Callum Taylor

Personal information
- Full name: Callum Zinzan Taylor
- Born: 19 June 1998 (age 28) Newport, Wales
- Batting: Right-handed
- Bowling: Right-arm off break
- Role: All-rounder

Domestic team information
- 2019–2023: Glamorgan (squad no. 4)
- First-class debut: 22 August 2020 Glamorgan v Northamptonshire
- List A debut: 22 July 2021 Glamorgan v Warwickshire

Career statistics
| Competition | FC | LA | T20 |
| Matches | 11 | 3 | 20 |
| Runs scored | 425 | 53 | 169 |
| Batting average | 30.35 | 17.66 | 13.00 |
| 100s/50s | 1/2 | 0/0 | 0/0 |
| Top score | 106 | 36 | 23 |
| Balls bowled | 1,154 | 108 | 78 |
| Wickets | 7 | 3 | 5 |
| Bowling average | 90.85 | 30.33 | 23.60 |
| 5 wickets in innings | 0 | 0 | 0 |
| 10 wickets in match | 0 | 0 | 0 |
| Best bowling | 2/16 | 1/6 | 2/9 |
| Catches/stumpings | 2/– | 0/– | 7/– |
- Source: Cricinfo, 29 September 2023

= Callum Taylor (Welsh cricketer) =

Welsh cricketer (born 1998)

Callum Zinzan Taylor (born 19 June 1998) is a Welsh cricketer. He made his Twenty20 debut on 9 August 2019, for Glamorgan in the 2019 t20 Blast.

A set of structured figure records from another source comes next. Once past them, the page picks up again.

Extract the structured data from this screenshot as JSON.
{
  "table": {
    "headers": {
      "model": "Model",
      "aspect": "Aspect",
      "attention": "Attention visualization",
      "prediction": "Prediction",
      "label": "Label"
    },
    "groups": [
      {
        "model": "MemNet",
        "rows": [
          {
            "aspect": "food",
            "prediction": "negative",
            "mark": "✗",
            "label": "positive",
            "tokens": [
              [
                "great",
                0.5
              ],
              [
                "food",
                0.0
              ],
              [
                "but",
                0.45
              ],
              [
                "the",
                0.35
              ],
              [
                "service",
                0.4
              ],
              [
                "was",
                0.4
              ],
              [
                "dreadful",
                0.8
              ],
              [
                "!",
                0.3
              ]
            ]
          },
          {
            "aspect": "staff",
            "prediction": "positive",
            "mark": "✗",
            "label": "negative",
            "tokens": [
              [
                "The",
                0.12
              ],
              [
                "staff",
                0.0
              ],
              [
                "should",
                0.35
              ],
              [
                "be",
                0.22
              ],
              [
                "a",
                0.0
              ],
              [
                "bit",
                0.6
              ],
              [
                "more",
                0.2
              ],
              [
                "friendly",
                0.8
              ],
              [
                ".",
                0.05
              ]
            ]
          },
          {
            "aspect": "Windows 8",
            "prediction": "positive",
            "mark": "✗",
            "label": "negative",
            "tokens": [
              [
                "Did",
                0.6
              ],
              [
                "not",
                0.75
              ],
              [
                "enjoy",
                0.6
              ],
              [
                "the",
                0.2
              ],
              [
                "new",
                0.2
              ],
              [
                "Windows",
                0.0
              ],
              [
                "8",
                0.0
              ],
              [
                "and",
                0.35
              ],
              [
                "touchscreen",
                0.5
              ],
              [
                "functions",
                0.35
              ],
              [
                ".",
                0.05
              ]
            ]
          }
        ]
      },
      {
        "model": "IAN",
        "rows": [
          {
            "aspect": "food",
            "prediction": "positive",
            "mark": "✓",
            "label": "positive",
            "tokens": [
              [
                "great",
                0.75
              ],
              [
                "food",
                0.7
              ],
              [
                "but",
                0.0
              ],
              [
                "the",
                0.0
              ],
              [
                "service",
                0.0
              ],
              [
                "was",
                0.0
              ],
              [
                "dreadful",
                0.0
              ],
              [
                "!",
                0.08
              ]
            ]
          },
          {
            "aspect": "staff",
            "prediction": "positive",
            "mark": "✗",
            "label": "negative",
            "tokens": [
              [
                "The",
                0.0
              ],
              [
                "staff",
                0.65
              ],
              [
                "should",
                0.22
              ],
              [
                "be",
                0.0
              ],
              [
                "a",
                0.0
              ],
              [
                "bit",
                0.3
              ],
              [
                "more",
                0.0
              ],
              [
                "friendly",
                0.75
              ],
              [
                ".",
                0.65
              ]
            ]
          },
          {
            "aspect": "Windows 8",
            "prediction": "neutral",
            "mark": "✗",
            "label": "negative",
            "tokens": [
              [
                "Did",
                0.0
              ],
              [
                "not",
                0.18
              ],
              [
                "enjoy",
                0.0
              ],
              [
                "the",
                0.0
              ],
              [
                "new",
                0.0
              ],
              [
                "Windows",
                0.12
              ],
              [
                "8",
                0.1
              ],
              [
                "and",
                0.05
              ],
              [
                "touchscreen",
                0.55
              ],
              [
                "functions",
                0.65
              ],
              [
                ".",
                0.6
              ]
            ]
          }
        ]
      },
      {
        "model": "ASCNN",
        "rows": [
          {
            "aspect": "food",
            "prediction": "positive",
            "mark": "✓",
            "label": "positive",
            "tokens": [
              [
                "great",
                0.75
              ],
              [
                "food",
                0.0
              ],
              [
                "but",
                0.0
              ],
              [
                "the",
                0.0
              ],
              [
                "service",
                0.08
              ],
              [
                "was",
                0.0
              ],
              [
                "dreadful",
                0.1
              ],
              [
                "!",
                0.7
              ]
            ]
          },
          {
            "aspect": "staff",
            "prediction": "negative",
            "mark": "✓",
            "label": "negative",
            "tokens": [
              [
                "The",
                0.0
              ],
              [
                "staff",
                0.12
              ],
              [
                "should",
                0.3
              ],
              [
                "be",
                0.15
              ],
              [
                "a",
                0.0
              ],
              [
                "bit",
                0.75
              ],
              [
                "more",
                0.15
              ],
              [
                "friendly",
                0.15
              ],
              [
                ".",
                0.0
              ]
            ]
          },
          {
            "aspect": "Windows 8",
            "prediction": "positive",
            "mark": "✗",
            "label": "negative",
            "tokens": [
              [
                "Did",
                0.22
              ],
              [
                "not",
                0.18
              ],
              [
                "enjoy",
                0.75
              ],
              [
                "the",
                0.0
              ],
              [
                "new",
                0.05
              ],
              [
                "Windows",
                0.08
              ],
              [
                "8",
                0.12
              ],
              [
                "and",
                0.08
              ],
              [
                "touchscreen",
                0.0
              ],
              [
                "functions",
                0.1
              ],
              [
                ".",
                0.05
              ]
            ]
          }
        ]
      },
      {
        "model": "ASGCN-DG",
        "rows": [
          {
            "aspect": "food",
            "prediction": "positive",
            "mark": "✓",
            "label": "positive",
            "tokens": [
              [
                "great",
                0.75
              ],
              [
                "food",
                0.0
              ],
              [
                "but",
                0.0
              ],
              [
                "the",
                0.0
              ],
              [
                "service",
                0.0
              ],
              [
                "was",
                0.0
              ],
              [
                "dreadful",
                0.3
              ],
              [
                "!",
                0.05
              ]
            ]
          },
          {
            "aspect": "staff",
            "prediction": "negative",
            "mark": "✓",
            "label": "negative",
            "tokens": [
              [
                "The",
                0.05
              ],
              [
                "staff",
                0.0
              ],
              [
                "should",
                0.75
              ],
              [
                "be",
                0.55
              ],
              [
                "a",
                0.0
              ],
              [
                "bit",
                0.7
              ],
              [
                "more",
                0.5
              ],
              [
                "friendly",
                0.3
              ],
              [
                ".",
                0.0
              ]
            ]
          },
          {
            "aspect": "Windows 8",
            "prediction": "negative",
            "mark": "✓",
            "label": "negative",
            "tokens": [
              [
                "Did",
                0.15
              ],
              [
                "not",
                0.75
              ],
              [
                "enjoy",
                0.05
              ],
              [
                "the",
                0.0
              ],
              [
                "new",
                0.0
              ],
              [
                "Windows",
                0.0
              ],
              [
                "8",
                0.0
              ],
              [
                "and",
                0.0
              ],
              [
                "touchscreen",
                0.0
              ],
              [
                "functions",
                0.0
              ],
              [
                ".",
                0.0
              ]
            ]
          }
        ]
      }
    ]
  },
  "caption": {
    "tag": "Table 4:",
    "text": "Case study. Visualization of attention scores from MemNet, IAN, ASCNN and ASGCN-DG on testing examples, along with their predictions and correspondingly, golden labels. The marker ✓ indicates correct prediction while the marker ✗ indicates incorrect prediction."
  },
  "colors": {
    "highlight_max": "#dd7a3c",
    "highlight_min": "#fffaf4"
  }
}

He made his first-class debut on 22 August 2020, for Glamorgan in the 2020 Bob Willis Trophy, scoring a century in the first innings. Taylor became the fourth batsman for Glamorgan to score a century on debut in a first-class match. He made his List A debut on 22 July 2021, for Glamorgan in the 2021 Royal London One-Day Cup.